Today makes 6 weeks since I boarded a plane and left my American life of familiarity and comfort behind, and headed towards the great unknown.  Unknown country, unknown language, unknown life.  But here's the thing about the unknown: when you face it head on, it can't stay unknown for long.  While the change is abrupt and at times hard, the foreign soon becomes the natural, the routine, the familiar.  And maybe that's the point of life.  Before I left, my Grandma Janette told me that Grandpa Hales used to say, "life is measured by new experiences."  Once the new is no longer new, you only remember a routine and enjoy it for so long before itching for something new--if you're willing to take a chance and take that step into the unkown.  Make a change. Those are the hardest steps we ever take in life: that first step into darkness and unknown, before everything becomes illuminated.

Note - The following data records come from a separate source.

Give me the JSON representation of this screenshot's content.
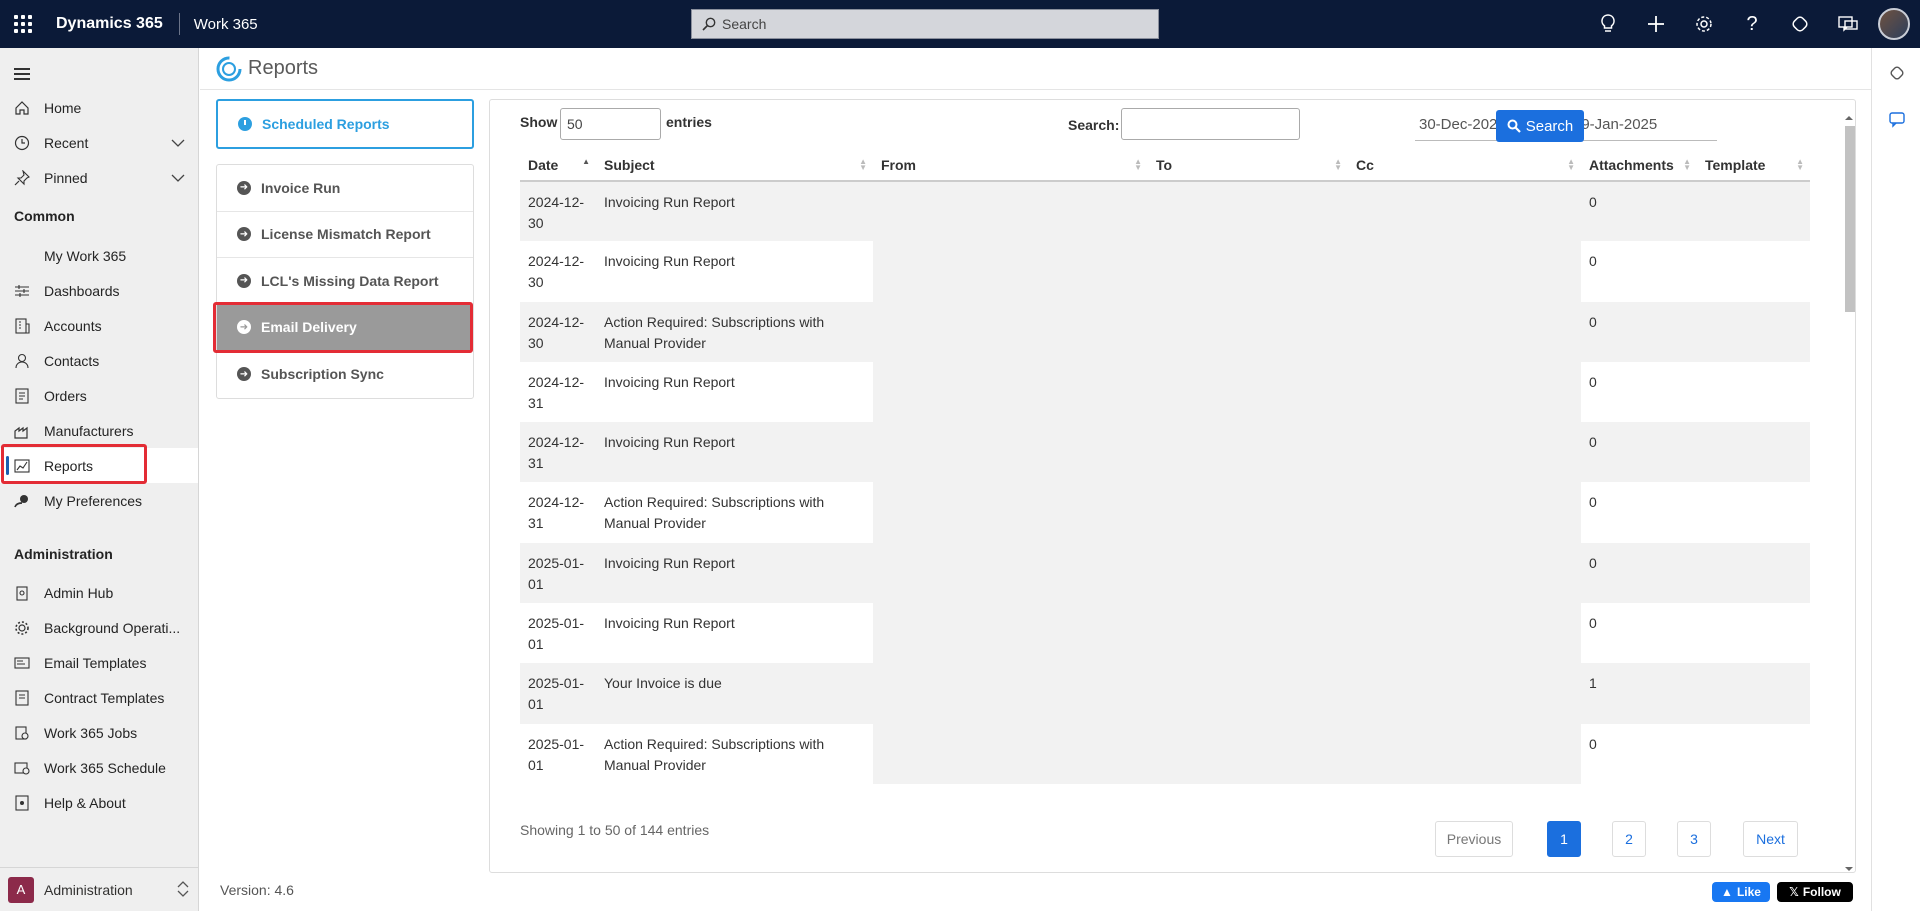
{
  "topbar": {
    "brand": "Dynamics 365",
    "app": "Work 365",
    "search_placeholder": "Search"
  },
  "nav": {
    "home": "Home",
    "recent": "Recent",
    "pinned": "Pinned",
    "section_common": "Common",
    "common": [
      "My Work 365",
      "Dashboards",
      "Accounts",
      "Contacts",
      "Orders",
      "Manufacturers",
      "Reports",
      "My Preferences"
    ],
    "section_admin": "Administration",
    "admin": [
      "Admin Hub",
      "Background Operati...",
      "Email Templates",
      "Contract Templates",
      "Work 365 Jobs",
      "Work 365 Schedule",
      "Help & About"
    ],
    "area_badge": "A",
    "area_label": "Administration"
  },
  "page": {
    "title": "Reports",
    "version": "Version: 4.6"
  },
  "reports_menu": {
    "scheduled": "Scheduled Reports",
    "items": [
      "Invoice Run",
      "License Mismatch Report",
      "LCL's Missing Data Report",
      "Email Delivery",
      "Subscription Sync"
    ],
    "selected": "Email Delivery"
  },
  "controls": {
    "show_label": "Show",
    "show_value": "50",
    "entries_label": "entries",
    "search_label": "Search:",
    "date_from": "30-Dec-2024",
    "date_to": "29-Jan-2025",
    "search_button": "Search"
  },
  "table": {
    "columns": [
      "Date",
      "Subject",
      "From",
      "To",
      "Cc",
      "Attachments",
      "Template"
    ],
    "rows": [
      {
        "date": "2024-12-30",
        "subject": "Invoicing Run Report",
        "attachments": "0"
      },
      {
        "date": "2024-12-30",
        "subject": "Invoicing Run Report",
        "attachments": "0"
      },
      {
        "date": "2024-12-30",
        "subject": "Action Required: Subscriptions with Manual Provider",
        "attachments": "0"
      },
      {
        "date": "2024-12-31",
        "subject": "Invoicing Run Report",
        "attachments": "0"
      },
      {
        "date": "2024-12-31",
        "subject": "Invoicing Run Report",
        "attachments": "0"
      },
      {
        "date": "2024-12-31",
        "subject": "Action Required: Subscriptions with Manual Provider",
        "attachments": "0"
      },
      {
        "date": "2025-01-01",
        "subject": "Invoicing Run Report",
        "attachments": "0"
      },
      {
        "date": "2025-01-01",
        "subject": "Invoicing Run Report",
        "attachments": "0"
      },
      {
        "date": "2025-01-01",
        "subject": "Your Invoice is due",
        "attachments": "1"
      },
      {
        "date": "2025-01-01",
        "subject": "Action Required: Subscriptions with Manual Provider",
        "attachments": "0"
      }
    ]
  },
  "footer": {
    "info": "Showing 1 to 50 of 144 entries",
    "previous": "Previous",
    "pages": [
      "1",
      "2",
      "3"
    ],
    "current_page": "1",
    "next": "Next",
    "like": "Like",
    "follow": "Follow"
  }
}
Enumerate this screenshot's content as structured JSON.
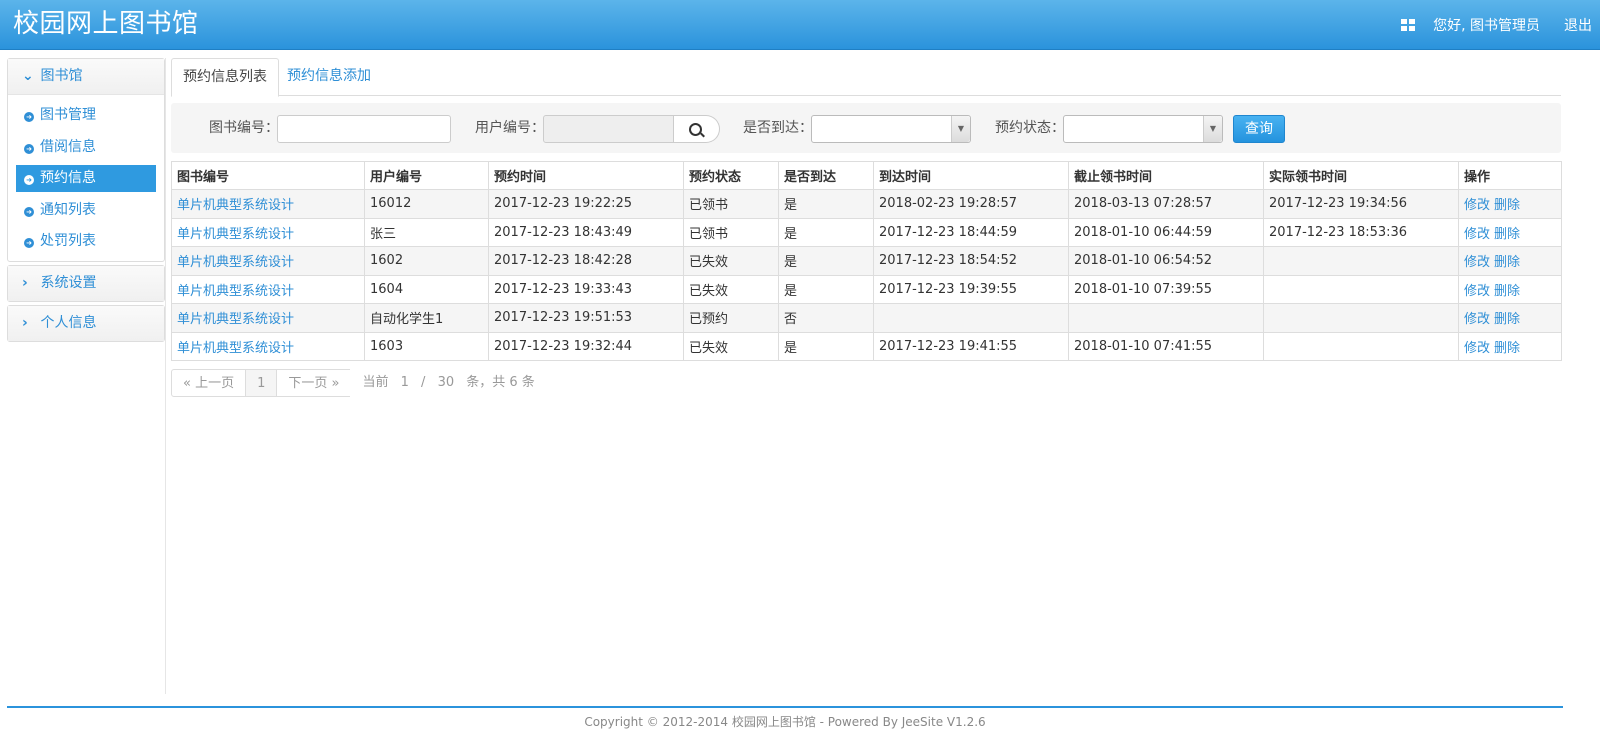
{
  "header": {
    "title": "校园网上图书馆",
    "welcome": "您好, 图书管理员",
    "logout": "退出",
    "icon": "grid-icon"
  },
  "sidebar": {
    "groups": [
      {
        "label": "图书馆",
        "expanded": true
      },
      {
        "label": "系统设置",
        "expanded": false
      },
      {
        "label": "个人信息",
        "expanded": false
      }
    ],
    "items": [
      {
        "label": "图书管理"
      },
      {
        "label": "借阅信息"
      },
      {
        "label": "预约信息",
        "active": true
      },
      {
        "label": "通知列表"
      },
      {
        "label": "处罚列表"
      }
    ]
  },
  "tabs": [
    {
      "label": "预约信息列表",
      "active": true
    },
    {
      "label": "预约信息添加"
    }
  ],
  "search": {
    "book_label": "图书编号：",
    "book_value": "",
    "user_label": "用户编号：",
    "user_value": "",
    "arrived_label": "是否到达：",
    "arrived_value": "",
    "status_label": "预约状态：",
    "status_value": "",
    "query_button": "查询"
  },
  "table": {
    "columns": [
      "图书编号",
      "用户编号",
      "预约时间",
      "预约状态",
      "是否到达",
      "到达时间",
      "截止领书时间",
      "实际领书时间",
      "操作"
    ],
    "rows": [
      {
        "book": "单片机典型系统设计",
        "user": "16012",
        "reserve_time": "2017-12-23 19:22:25",
        "status": "已领书",
        "arrived": "是",
        "arrive_time": "2018-02-23 19:28:57",
        "deadline": "2018-03-13 07:28:57",
        "picked": "2017-12-23 19:34:56"
      },
      {
        "book": "单片机典型系统设计",
        "user": "张三",
        "reserve_time": "2017-12-23 18:43:49",
        "status": "已领书",
        "arrived": "是",
        "arrive_time": "2017-12-23 18:44:59",
        "deadline": "2018-01-10 06:44:59",
        "picked": "2017-12-23 18:53:36"
      },
      {
        "book": "单片机典型系统设计",
        "user": "1602",
        "reserve_time": "2017-12-23 18:42:28",
        "status": "已失效",
        "arrived": "是",
        "arrive_time": "2017-12-23 18:54:52",
        "deadline": "2018-01-10 06:54:52",
        "picked": ""
      },
      {
        "book": "单片机典型系统设计",
        "user": "1604",
        "reserve_time": "2017-12-23 19:33:43",
        "status": "已失效",
        "arrived": "是",
        "arrive_time": "2017-12-23 19:39:55",
        "deadline": "2018-01-10 07:39:55",
        "picked": ""
      },
      {
        "book": "单片机典型系统设计",
        "user": "自动化学生1",
        "reserve_time": "2017-12-23 19:51:53",
        "status": "已预约",
        "arrived": "否",
        "arrive_time": "",
        "deadline": "",
        "picked": ""
      },
      {
        "book": "单片机典型系统设计",
        "user": "1603",
        "reserve_time": "2017-12-23 19:32:44",
        "status": "已失效",
        "arrived": "是",
        "arrive_time": "2017-12-23 19:41:55",
        "deadline": "2018-01-10 07:41:55",
        "picked": ""
      }
    ],
    "edit_label": "修改",
    "delete_label": "删除"
  },
  "pager": {
    "prev": "« 上一页",
    "current": "1",
    "next": "下一页 »",
    "info_prefix": "当前",
    "page_input": "1",
    "slash": "/",
    "page_size": "30",
    "info_suffix": "条，共 6 条"
  },
  "footer": {
    "copyright": "Copyright © 2012-2014 校园网上图书馆 - Powered By JeeSite V1.2.6"
  }
}
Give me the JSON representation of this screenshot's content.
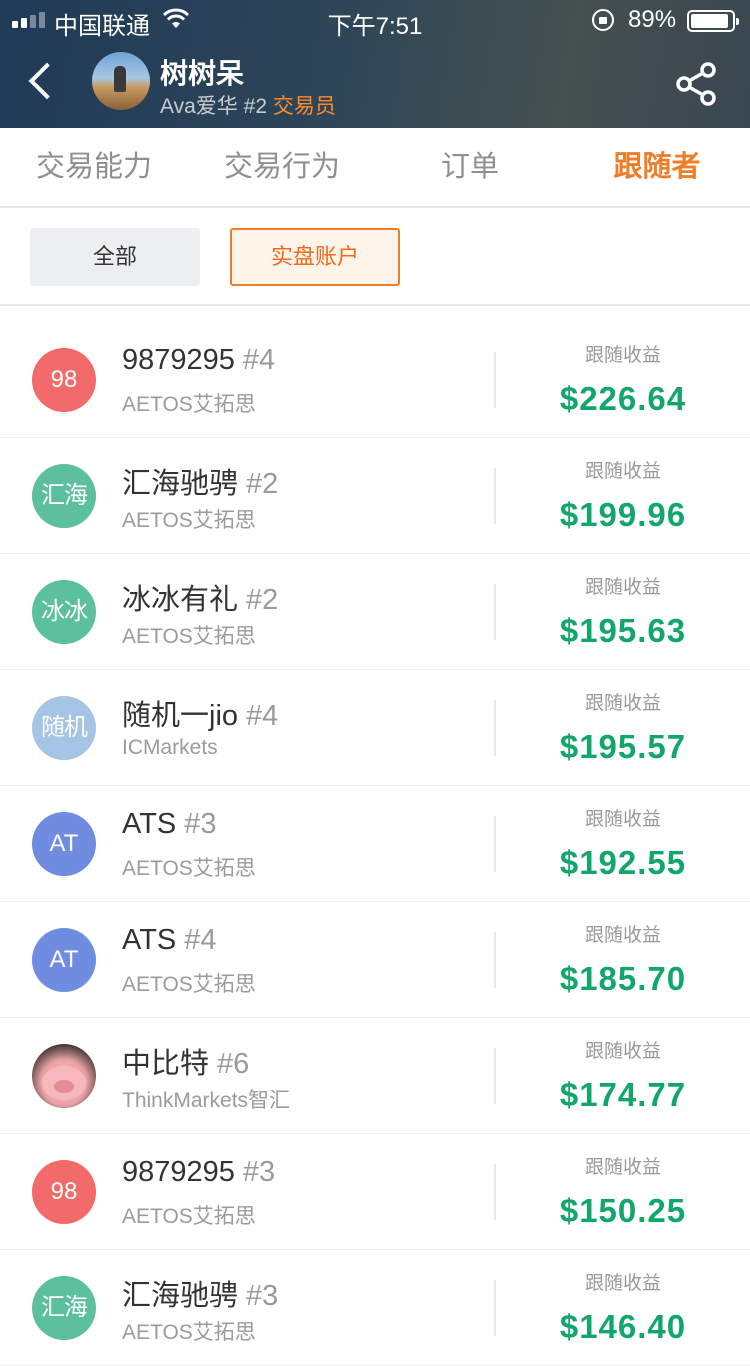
{
  "status_bar": {
    "carrier": "中国联通",
    "time": "下午7:51",
    "battery_pct": "89%"
  },
  "header": {
    "trader_name": "树树呆",
    "broker": "Ava爱华",
    "rank": "#2",
    "role": "交易员"
  },
  "tabs": [
    {
      "label": "交易能力",
      "active": false
    },
    {
      "label": "交易行为",
      "active": false
    },
    {
      "label": "订单",
      "active": false
    },
    {
      "label": "跟随者",
      "active": true
    }
  ],
  "filters": {
    "all": "全部",
    "live": "实盘账户",
    "selected": "live"
  },
  "followers": [
    {
      "avatar_text": "98",
      "avatar_color": "#f36a6a",
      "name": "9879295",
      "rank": "#4",
      "broker": "AETOS艾拓思",
      "profit_label": "跟随收益",
      "profit": "$226.64"
    },
    {
      "avatar_text": "汇海",
      "avatar_color": "#5cbf9d",
      "name": "汇海驰骋",
      "rank": "#2",
      "broker": "AETOS艾拓思",
      "profit_label": "跟随收益",
      "profit": "$199.96"
    },
    {
      "avatar_text": "冰冰",
      "avatar_color": "#5cbf9d",
      "name": "冰冰有礼",
      "rank": "#2",
      "broker": "AETOS艾拓思",
      "profit_label": "跟随收益",
      "profit": "$195.63"
    },
    {
      "avatar_text": "随机",
      "avatar_color": "#a6c5e6",
      "name": "随机一jio",
      "rank": "#4",
      "broker": "ICMarkets",
      "profit_label": "跟随收益",
      "profit": "$195.57"
    },
    {
      "avatar_text": "AT",
      "avatar_color": "#6f8ce0",
      "name": "ATS",
      "rank": "#3",
      "broker": "AETOS艾拓思",
      "profit_label": "跟随收益",
      "profit": "$192.55"
    },
    {
      "avatar_text": "AT",
      "avatar_color": "#6f8ce0",
      "name": "ATS",
      "rank": "#4",
      "broker": "AETOS艾拓思",
      "profit_label": "跟随收益",
      "profit": "$185.70"
    },
    {
      "avatar_text": "",
      "avatar_icon": "pig-avatar",
      "avatar_color": "#eaa2a8",
      "name": "中比特",
      "rank": "#6",
      "broker": "ThinkMarkets智汇",
      "profit_label": "跟随收益",
      "profit": "$174.77"
    },
    {
      "avatar_text": "98",
      "avatar_color": "#f36a6a",
      "name": "9879295",
      "rank": "#3",
      "broker": "AETOS艾拓思",
      "profit_label": "跟随收益",
      "profit": "$150.25"
    },
    {
      "avatar_text": "汇海",
      "avatar_color": "#5cbf9d",
      "name": "汇海驰骋",
      "rank": "#3",
      "broker": "AETOS艾拓思",
      "profit_label": "跟随收益",
      "profit": "$146.40"
    }
  ]
}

When I was flying here, and in several moments when everything was still so new here, I questioned and doubted myself. Wondering why I was doing this, and sometimes going so far as to wish I had just stayed home.  But now I spend my days recognizing that I wouldn't trade this opportunity and experience for anything in the world.  Changes are hard.  Being in a foreign country that has a different way of living and speaks a different language is hard.  The thing about hard things is that they always get easier.  The night is always darkest just before the dawn.  The Lord sometimes brings us low so He can bring us higher.  I knew from the start that this summer would be full of changes within me, hard things, and joy beyond description.  But until I actually experienced it, I never could have foreseen the growth, learning, changes, or beauties that would manifest themselves in my life and in the world around me.
Good thing I took that step, eh?  Here's to six more weeks of new changes, joys, beauties, and growth.
[which is now five more weeks.]
"As you walk to the boundary of your understanding into the twilight of uncertainty, exercising faith, you will be led to find solutions you would not obtain otherwise. With even your strongest faith, God will not always reward you immediately according to your desires. Rather, God will respond with what in His eternal plan is best for you, when it will yield the greatest advantage. Be thankful that sometimes God lets you struggle for a long time before that answer comes. That causes your faith to increase and your character to grow."